Recently, Assistant Professor Bin Ye from the School of Environmental Science and Engineering at Southern University of Science and Technology (SUSTech) published his latest research in the well-known journal Environmental Impact Assessment Review (EIA), entitled “Design and Pricing of an Option Product for China’s Green Electricity-Carbon Medium and Long-Term Markets.” This study proposes the design and pricing scheme of a green electricity–carbon option product tailored to China’s actual conditions, providing significant support for the coordinated development of China’s carbon and electricity markets.
EIA is a top-tier journal ranked in both JCR and the Chinese Academy of Sciences Q1 category, with a 2023 impact factor of 9.8, making it one of the leading journals in the field of social sciences.

At present, China’s electricity market and carbon trading market operate independently, overseen by different administrative authorities and supported by different trading platforms. This separation results in a lack of overall coordination and effective synergy in top-level market design. The overlapping responsibilities of different departments lead to issues such as duplicated market functions, underutilized roles, and high management costs. While the two markets are managed independently, they are inherently connected: power generation enterprises act as common participants in both, linked indirectly through electricity–carbon price transmission mechanisms. With the establishment of a unified national market and the growing demand for low-carbon development among enterprises, the interconnection between these markets will only become stronger. In the future, leveraging green electricity trading to further integrate the electricity and carbon markets, and to establish a unified market development mechanism, will be essential for optimizing resource allocation and achieving coordinated energy and climate governance in China.
To promote the coordinated development of the green electricity and carbon markets, in January 2022, the National Development and Reform Commission and six other ministries jointly issued the Implementation Plan for Promoting Green Consumption. This plan emphasized the need to “strengthen the linkage with the carbon emission trading scheme and explore the feasibility of deducting relevant green electricity carbon emissions in carbon accounting.” This demonstrates that, under the dual drivers of policy and market mechanisms, the linkage between the two markets will be further strengthened, helping to avoid the double payment of environmental costs by electricity enterprises. However, significant challenges remain. First, the current green electricity pricing mechanism only reflects the energy value of electricity but does not capture its environmental premium. Second, the price of green electricity is highly volatile, exposing investors to excessive risks. Although the two markets operate independently, their emission reduction goals remain aligned.
To clarify the relationship between green electricity and carbon allowances, and to achieve deep coordination between the two markets, it is necessary to build a trading system centered on electricity transactions. Such a system would allow electricity prices to reflect both supply–demand dynamics and carbon reduction costs, forming a pricing system that integrates electricity and carbon prices.
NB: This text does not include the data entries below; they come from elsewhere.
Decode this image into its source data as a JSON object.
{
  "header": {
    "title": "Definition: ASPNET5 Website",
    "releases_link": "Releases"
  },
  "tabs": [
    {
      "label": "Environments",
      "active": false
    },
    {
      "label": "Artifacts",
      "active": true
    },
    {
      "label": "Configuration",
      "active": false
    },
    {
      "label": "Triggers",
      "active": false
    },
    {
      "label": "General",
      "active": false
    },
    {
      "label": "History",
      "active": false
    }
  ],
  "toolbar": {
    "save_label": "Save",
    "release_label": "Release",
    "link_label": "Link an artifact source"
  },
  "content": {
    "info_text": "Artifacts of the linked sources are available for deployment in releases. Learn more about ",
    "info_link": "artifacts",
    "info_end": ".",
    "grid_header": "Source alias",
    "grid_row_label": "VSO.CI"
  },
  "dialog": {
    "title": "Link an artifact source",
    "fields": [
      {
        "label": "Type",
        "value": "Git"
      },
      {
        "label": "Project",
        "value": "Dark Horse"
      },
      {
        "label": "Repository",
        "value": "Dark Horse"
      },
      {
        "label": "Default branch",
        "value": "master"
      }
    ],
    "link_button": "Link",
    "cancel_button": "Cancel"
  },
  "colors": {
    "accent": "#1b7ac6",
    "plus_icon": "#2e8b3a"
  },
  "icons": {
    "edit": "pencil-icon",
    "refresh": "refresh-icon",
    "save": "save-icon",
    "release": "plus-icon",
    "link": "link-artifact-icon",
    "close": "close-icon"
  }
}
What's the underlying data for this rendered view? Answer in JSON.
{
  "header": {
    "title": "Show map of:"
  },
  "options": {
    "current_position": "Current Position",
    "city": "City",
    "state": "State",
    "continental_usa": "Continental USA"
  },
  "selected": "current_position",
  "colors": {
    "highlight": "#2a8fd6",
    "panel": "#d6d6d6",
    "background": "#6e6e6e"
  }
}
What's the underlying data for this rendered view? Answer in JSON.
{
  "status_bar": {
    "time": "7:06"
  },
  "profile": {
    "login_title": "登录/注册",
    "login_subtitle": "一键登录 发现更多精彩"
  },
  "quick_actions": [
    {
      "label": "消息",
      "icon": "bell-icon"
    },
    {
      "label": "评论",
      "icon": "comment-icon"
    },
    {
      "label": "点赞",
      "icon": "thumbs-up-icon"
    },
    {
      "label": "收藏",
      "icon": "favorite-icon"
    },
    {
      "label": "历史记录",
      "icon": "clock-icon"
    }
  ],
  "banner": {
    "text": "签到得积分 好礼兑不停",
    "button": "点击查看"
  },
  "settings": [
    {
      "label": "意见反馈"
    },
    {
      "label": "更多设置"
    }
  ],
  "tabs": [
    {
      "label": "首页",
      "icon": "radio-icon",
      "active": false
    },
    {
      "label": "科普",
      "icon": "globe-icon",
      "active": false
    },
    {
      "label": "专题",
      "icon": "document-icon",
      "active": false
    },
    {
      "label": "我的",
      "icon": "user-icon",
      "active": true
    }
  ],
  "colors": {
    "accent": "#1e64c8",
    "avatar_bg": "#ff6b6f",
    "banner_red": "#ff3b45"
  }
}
This paper first draws on financial derivatives commonly used in carbon markets, designing a customized option product for China’s medium and long-term green electricity–carbon market, with the weighted spot price of Green Electricity (GE) and carbon allowances as the underlying asset. Then, the paper applies an improved Black-Scholes-Merton real option pricing model to evaluate the product. Finally, numerical case studies analyze the effects of six key factors on the option premium and identify the reasonable range for green electricity–carbon market coordination ratios.
The study finds that developing appropriate financial derivatives and trading mechanisms can enhance synergy between the green electricity and carbon markets. By designing green electricity–carbon products under the principle of “green electricity price as the main factor, carbon allowance price as the supplementary factor,” the environmental value of green electricity can be effectively reflected, thereby improving its competitiveness and investment attractiveness. Among the factors affecting option premiums, the strike price has the greatest influence: the higher the strike price, the lower the option premium. Notably, when the strike price approaches the spot price, the premium can differ by a factor of three. In contrast, the risk-free interest rate has a relatively minor impact. The study further identifies that when the ratio of green electricity price to carbon allowance price falls within 1:0.1 to 1:0.5, the coordination effect of the carbon market is reasonable, option price volatility is low, and market coordination risks are reduced.
This research demonstrates the environmental value of green electricity in the carbon market in the form of emission reduction costs. It helps stimulate investor interest in green electricity, promotes the development of the green power industry, and offers a solution for transitioning from relatively independent electricity and carbon markets to coordinated and unified market design. It provides theoretical and technical support for the construction and operation of China’s national electricity–carbon market, decision-making guidance for grid companies and power generation enterprises participating in electricity–carbon trading, and valuable reference for building and advancing China’s unified national market.
Assistant Professor Bin Ye from the School of Environmental Science and Engineering at SUSTech is the first and corresponding author of this paper, with SUSTech as the sole corresponding institution. Co-authors include Hongjiang Pu (Research Assistant in Ye’s group), Associate Professor Yazhi Song (Jiangsu Normal University), and Associate Professor Jingjing Jiang (Harbin Institute of Technology, Shenzhen). This work was supported by the National Natural Science Foundation of China (projects 72173058 and 72394391, hosted and participated by Bin Ye), as well as financial support from State Grid Hubei Electric Power Co., Ltd.